Week in Review: Life-threatening mouth bleeding | Fluoride makes the grade | More dentists on the horizon

Dear DrBicuspid Member,

A young woman experienced rare, life-threatening episodes of mouth bleeding for weeks following the uncovering of a dental implant. Associate Editor Melissa Busch's article with the must-know details was the top story of the week.

The woman visited an emergency department after experiencing more than 40 bleeding episodes, including three significant events of intraoral bleeding. Embolizing her artery stopped the bleeding, but clinicians continue to monitor her.

Fluoride makes the grade

Primary care physicians should apply fluoride varnish and prescribe fluoride supplements to certain children, according to a new draft recommendation statement released by the U.S. Preventive Services Task Force (USPSTF).

In the draft recommendation, the USPSTF recommended that clinicians apply fluoride varnish to all children younger than age 5. The task force also advised prescribing oral fluoride supplementation for children whose water supply is deficient in fluoride.

The task force gave both fluoride recommendations a "B" grade, meaning that clinicians should offer or provide the services. However, only 4% of pediatricians report regularly applying fluoride varnish, the USPSTF noted in the draft recommendation.

Prevent medical emergencies

In the past five years, there have been at least 38 reported deaths in dental offices. If you want to avoid being part of that statistic, it may be wise to reschedule patients who do not feel well enough for treatment, according to a session at the recent California Dental Association's CDA Presents conference.

By rescheduling patients and performing medical management, dental teams are also doing risk management, noted presenter Dr. Glenn Maron. She advised the following: "When in doubt, cancel them out."

Gingivitis and depression

European researchers discovered yet another oral-systemic link: Patients with chronic gingivitis had almost double the risk of developing depression as those with healthy gums in a recent study.

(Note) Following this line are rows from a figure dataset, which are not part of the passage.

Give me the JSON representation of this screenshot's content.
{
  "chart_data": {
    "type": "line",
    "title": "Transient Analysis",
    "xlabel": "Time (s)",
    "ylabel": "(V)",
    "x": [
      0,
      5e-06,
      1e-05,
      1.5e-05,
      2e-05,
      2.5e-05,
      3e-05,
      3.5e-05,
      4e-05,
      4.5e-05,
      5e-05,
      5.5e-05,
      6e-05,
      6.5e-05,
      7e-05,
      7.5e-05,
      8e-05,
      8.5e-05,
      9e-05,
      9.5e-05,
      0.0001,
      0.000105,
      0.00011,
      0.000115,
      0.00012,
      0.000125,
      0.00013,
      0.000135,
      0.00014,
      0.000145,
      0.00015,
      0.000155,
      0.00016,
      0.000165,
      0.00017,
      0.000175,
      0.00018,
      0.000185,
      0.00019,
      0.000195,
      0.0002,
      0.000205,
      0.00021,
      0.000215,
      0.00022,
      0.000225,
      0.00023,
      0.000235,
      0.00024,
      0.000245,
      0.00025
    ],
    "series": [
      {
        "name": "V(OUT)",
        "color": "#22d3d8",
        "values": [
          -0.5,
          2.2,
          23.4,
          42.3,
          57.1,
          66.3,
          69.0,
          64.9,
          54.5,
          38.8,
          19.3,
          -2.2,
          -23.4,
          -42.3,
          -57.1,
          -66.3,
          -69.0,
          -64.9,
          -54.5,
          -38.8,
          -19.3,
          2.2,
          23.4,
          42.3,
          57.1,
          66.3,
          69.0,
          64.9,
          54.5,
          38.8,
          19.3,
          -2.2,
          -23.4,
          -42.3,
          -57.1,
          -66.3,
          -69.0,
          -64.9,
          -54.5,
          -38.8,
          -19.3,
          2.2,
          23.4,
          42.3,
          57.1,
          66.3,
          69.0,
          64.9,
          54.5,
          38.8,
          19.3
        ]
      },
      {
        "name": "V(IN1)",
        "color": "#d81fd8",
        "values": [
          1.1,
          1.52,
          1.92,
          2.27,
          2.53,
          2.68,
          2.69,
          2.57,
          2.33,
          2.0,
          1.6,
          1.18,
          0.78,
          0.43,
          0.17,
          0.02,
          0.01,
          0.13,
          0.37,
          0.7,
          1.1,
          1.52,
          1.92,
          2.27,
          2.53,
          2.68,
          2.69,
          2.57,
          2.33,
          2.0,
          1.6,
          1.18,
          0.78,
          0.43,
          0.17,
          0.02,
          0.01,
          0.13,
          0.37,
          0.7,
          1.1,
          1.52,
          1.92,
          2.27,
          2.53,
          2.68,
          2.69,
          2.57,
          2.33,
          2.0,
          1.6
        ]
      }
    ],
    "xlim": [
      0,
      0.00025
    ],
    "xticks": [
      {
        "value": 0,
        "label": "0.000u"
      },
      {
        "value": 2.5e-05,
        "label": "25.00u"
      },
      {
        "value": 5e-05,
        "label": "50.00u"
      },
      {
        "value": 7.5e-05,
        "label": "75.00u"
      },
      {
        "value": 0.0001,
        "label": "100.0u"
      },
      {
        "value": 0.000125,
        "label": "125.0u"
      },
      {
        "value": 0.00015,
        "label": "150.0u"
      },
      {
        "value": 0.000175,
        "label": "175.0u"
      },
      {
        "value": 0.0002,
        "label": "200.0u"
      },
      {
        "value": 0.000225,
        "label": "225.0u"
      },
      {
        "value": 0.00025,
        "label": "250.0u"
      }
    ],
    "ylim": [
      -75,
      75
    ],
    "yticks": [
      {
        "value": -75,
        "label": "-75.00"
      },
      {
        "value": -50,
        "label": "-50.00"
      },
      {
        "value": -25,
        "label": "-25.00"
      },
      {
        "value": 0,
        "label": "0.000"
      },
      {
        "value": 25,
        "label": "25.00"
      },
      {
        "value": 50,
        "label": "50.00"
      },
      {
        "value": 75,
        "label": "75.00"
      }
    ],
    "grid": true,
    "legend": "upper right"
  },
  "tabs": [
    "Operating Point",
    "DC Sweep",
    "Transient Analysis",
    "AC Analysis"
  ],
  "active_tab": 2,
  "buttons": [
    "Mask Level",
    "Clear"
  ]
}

The finding held true for both men and women and across almost all age groups. An immunoinflammatory response could be the trigger between gingivitis and depression, the authors noted.

Number of dentists on the rise

Last but not least, the number of dentists per capita in the U.S. is projected to rise by about 10% over the next 20 years, according to a new research brief by the ADA Health Policy Institute.

Although population growth and retirement rates will stay at roughly the same levels as they are now, the number of dental school graduates will increase through 2026, the authors noted. In related news, High Point University in North Carolina announced it will build a new dental school and enroll its first class in the fall of 2023.